Was ist eigentlich der „Alpha-Zustand“?
In diesem Zwischenzustand ist Ihr Gehirn enorm entspannt. Es arbeitet mit einer Frequenz von 8 bis 14 Herz.

„Alpha-Zustand“ - 8-14 Herz
Zum Vergleich:
- In niedrigeren Frequenbereichen schlafen Sie.
- Bei höherer Frquenz arbeitet Ihr Gehirn, das heißt, sie denken aktiv.
Das bedeutet dreierlei für Sie:
- Sie sind wach, aber die Gehirnaktivität ist ruhig.
- Ihr Körper ist entspannt und
- Sie sind klar präsent und dabei höchst aufnahmefähig.
So schafft der „Alpha-Zustand“ die idealen Voraussetzungen dafür, Informationen höchst effizient aufzunehmen.
Wie erreichen Sie ihn?
Um diesen Zustand herbeizuführen brauchen Sie ein wenig Übung.
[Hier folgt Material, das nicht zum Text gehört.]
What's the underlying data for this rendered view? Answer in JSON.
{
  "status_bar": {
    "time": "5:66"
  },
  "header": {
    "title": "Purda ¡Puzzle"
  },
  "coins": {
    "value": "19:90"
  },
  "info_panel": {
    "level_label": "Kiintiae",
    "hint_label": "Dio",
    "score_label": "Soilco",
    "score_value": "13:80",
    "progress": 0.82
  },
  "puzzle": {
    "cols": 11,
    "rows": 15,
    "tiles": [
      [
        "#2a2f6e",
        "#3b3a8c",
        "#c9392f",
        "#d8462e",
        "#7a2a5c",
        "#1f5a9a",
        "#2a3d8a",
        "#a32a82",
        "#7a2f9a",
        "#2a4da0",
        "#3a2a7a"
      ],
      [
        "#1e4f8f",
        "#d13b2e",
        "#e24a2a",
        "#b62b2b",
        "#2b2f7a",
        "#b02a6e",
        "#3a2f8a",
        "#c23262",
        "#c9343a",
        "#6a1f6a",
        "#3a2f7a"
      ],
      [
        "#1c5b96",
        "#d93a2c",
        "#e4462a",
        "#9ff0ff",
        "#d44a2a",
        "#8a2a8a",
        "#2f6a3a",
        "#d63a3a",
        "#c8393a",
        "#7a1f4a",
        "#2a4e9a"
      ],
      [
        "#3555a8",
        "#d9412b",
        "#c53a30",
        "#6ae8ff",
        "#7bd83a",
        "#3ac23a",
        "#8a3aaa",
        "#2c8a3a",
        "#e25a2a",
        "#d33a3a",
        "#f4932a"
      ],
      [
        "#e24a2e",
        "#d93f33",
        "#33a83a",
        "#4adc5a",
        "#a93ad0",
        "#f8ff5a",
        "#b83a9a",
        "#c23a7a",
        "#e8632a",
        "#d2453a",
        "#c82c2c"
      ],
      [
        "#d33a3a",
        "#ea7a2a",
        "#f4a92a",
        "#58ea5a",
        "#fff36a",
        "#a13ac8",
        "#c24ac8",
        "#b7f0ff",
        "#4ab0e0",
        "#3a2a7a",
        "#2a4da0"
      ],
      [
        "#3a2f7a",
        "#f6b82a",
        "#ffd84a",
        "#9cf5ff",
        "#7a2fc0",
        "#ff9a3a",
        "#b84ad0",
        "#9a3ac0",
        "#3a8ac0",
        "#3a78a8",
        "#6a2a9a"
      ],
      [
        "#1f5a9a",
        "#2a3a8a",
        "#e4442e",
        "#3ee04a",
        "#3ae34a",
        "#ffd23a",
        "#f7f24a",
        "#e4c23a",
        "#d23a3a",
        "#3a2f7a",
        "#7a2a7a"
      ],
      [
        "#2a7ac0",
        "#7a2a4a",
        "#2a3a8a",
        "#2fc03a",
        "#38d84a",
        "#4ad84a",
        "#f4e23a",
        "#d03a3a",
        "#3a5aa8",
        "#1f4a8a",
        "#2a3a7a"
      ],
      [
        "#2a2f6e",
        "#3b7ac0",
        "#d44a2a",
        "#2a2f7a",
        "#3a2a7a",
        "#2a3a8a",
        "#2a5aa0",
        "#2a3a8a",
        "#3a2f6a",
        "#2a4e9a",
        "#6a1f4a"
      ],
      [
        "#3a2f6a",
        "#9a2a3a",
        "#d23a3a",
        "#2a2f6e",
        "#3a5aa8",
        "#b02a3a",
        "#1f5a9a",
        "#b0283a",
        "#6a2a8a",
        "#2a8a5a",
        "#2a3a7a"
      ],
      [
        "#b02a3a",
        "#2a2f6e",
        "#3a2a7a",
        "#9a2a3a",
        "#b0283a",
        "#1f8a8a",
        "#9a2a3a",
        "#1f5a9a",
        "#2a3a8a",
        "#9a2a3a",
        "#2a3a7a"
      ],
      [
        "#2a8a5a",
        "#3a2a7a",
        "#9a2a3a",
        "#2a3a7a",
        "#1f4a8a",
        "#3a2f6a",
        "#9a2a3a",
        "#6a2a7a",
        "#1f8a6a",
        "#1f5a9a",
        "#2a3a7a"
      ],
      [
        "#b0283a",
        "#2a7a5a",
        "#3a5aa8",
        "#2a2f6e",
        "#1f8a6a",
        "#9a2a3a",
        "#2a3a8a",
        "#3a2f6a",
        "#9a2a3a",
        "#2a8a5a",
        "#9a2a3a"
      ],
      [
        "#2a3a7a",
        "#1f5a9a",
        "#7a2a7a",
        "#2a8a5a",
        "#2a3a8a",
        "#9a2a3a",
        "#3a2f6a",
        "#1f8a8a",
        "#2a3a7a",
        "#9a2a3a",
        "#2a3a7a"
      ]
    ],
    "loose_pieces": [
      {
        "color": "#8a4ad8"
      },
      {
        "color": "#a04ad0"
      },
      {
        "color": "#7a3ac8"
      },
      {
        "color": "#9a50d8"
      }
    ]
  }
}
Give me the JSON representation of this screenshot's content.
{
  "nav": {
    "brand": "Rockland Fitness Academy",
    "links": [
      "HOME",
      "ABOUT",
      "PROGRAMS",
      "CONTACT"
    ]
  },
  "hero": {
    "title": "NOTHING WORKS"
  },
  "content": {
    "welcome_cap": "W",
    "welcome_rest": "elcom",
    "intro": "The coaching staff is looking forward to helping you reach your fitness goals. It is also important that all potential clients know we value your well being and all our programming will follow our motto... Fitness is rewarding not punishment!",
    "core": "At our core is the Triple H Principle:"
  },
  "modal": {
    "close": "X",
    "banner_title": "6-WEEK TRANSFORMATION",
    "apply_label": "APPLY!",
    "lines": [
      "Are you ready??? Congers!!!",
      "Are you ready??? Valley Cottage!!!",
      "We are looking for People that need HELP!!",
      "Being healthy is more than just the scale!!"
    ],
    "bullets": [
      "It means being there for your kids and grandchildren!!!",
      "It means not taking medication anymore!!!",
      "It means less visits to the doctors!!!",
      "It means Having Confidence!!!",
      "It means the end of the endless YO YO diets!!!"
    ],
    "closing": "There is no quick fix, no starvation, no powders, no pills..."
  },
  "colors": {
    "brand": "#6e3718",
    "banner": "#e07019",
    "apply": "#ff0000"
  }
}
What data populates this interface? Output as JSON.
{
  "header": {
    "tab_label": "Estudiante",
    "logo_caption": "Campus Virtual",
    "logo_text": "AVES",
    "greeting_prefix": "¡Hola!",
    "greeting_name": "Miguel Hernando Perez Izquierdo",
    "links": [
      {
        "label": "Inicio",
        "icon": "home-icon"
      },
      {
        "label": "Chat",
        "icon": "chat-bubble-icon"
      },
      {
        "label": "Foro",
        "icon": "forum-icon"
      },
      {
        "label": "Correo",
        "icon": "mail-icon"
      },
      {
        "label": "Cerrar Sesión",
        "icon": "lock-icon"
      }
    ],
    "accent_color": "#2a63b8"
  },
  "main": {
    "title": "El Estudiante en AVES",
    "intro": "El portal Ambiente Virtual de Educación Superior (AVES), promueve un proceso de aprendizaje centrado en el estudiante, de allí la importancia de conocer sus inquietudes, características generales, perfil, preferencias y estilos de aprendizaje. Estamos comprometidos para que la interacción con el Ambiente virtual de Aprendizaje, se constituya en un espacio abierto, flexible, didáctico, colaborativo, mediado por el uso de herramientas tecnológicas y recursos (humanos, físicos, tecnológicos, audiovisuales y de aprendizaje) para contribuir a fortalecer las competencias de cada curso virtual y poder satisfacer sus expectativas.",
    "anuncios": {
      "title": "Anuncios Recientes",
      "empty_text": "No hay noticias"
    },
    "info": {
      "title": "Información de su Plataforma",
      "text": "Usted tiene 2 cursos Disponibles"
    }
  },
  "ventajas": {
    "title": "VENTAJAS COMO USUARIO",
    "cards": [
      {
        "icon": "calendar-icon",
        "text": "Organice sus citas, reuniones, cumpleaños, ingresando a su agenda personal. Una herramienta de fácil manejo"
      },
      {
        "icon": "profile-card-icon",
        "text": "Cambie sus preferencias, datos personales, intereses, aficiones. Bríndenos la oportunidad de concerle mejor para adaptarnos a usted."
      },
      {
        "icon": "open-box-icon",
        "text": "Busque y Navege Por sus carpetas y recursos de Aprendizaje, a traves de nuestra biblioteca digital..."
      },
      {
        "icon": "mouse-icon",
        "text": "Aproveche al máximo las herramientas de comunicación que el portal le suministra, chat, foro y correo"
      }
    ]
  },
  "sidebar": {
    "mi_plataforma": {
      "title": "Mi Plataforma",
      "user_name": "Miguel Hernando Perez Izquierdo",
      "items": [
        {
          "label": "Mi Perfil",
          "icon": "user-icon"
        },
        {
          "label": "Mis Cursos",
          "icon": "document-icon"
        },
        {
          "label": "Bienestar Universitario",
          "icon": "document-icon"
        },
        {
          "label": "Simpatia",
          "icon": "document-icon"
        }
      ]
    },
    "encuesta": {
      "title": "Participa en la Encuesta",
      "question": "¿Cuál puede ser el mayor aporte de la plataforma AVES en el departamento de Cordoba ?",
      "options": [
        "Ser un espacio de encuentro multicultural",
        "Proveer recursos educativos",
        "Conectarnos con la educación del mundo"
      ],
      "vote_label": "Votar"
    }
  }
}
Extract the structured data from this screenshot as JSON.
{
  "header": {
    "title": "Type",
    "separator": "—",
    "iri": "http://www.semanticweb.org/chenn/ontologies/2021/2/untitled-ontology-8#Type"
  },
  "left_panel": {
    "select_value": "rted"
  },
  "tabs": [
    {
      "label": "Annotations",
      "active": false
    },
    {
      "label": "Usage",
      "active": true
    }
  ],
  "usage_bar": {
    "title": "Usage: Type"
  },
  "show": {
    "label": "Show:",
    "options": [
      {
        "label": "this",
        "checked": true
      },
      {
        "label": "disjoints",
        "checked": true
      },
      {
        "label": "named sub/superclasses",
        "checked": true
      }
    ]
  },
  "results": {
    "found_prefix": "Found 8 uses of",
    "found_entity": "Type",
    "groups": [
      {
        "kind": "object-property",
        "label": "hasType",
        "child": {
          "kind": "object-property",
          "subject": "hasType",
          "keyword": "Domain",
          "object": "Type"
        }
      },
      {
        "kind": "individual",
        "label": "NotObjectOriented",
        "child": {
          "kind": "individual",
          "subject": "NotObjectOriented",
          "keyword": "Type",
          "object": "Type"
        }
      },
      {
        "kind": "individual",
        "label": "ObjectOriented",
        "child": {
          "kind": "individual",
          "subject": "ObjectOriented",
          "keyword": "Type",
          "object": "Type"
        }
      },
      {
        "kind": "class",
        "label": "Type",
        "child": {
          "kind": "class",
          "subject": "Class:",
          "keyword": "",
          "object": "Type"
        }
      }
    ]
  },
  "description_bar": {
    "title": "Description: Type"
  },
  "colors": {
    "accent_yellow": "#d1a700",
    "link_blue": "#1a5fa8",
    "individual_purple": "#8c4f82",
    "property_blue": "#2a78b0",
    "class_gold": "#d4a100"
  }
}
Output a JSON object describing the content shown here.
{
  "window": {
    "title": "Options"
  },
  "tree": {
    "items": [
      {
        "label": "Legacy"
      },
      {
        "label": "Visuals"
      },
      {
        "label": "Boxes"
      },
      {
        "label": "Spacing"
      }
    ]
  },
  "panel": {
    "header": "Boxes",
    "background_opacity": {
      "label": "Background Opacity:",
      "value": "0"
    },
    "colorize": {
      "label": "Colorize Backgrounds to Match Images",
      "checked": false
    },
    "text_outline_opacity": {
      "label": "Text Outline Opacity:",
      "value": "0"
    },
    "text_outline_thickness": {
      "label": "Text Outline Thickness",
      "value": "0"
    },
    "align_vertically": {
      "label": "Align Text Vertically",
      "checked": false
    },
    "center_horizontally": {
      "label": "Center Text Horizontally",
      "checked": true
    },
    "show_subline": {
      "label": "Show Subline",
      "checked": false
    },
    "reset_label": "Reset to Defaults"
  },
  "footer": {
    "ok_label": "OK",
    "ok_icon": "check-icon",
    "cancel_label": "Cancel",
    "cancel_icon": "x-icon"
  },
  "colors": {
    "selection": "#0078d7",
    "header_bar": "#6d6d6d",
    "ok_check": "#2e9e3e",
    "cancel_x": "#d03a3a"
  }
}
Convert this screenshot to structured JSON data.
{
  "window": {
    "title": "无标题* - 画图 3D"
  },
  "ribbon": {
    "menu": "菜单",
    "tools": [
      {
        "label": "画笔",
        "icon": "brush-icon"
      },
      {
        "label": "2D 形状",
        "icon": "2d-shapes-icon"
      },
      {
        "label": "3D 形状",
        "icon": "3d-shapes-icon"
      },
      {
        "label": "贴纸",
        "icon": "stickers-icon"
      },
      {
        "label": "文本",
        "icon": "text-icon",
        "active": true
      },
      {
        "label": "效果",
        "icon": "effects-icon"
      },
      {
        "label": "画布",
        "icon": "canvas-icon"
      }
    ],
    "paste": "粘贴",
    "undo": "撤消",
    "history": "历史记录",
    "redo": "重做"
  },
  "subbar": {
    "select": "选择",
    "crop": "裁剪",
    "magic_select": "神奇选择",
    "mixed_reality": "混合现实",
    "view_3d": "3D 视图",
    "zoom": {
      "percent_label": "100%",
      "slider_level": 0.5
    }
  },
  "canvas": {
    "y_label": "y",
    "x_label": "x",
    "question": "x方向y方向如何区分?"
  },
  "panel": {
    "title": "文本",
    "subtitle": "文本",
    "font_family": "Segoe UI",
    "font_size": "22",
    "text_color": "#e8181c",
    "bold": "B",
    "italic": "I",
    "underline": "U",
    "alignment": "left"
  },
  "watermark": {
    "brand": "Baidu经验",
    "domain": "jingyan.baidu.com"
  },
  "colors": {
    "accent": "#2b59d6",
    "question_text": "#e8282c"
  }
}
Sie müssen Ihre innere Aufmerksamkeit bewusst führen und Ihre Tätigkeit auf bestimmte Punkte lenken.
Im Detail funktioniert das so: Konzentrieren Sie sich auf einen Punkt oberhalb Ihres Hinterkopfs. Atmen Sie dabei ein. Beim Ausatmen werden Sie wahrnehmen, dass sich Ihre gedankliche Aktivität beruhigt – Sie werden wenig oder keine unwillkürlichen Gedanken mehr haben.
Tipp: Aktivieren Sie diesen Punkt regelmäßig und erzeugen Sie den „Alpha-Zustand“ in unterschiedlichen Situationen. Lernen Sie, ihn zu halten!
So optimieren Sie Ihr Leseverhalten in 3 Schritten:
Vielleicht waren Sie es ja gewöhnt, einfach los zu lesen. Effizienter ist es, wenn Sie wie folgt vorgehen:
Erster Schritt: Verschaffen Sie sich einen Überblick und ein Leseziel
Das geht so: Bei Artikeln lesen Sie zunächst Titel, Untertitel und – falls vorhanden – die Zusammenfassung. Bei einem Buch schauen Sie zuerst Titel/Cover, Inhaltsverzeichnis, ggf. Autor, Literaturliste und Quellenangaben an.
Dieser erste Überblick soll bei Artikeln nicht länger als 30 Sekunden dauern, bei Büchern maximal 5 Minuten. So können Sie schon in kürzester Zeit eine Vorauswahl „lesenswert oder nicht“ treffen.
Haben Sie sich für das Lesen entschieden, formulieren Sie für sich ein Leseziel. Zum Beispiel: „Wenn ich dieses Buch gelesen habe, will ich wissen, ob der hier beschriebene Prozess konkret für unsere Abteilung von Nutzen sein kann.“
Jetzt hat Ihr Gehirn einen konkreten Auftrag und Sie werden beim Lesen vermehrt darauf achten, welche Informationen für Ihr Leseziel wissenswert sind. So machen Sie sich die Fähigkeit zunutze, selektiv und interessengesteuert wahrzunehmen!
Zweiter Schritt: Erkunden Sie das Material und setzen Sie Schwerpunkte
Längere Texte (ab ca. 2 Seiten) prüfen Sie zunächst inhaltlich, um sich einen Überblick zu verschaffen. Dabei müssen Sie nicht wörtlich lesen. Lassen Sie Ihre Augen durch den Text fließen und die grobe Inhaltsstruktur aufnehmen.
So erkennen Sie Folgendes:
- Was steht wo im Text?
- Welche Inhalte enthält er?
- Wo stehen die für mein Ziel relevanten Infos?
Tipp: Jetzt ist noch einmal Zeit zu entscheiden, ob Ihnen das Buch/der Artikel wirklich das bietet, was Sie für Ihr Leseziel erwarten.
Dritter Schritt: Verarbeiten Sie die Information selektiv.
Nach den ersten beiden Schritten wissen Sie nun, was der Text enthält, und wo die für Sie besonders interessanten Passagen stehen.
Arbeiten Sie sich jetzt abschnittweise vor. Sie können dabei für sich selbst festlegen, wie detailliert Sie in das Lesen einsteigen wollen: Brauchen Sie nur einen Überblick, oder müssen Sie die Informationen aus dem Text ganz aufnehmen?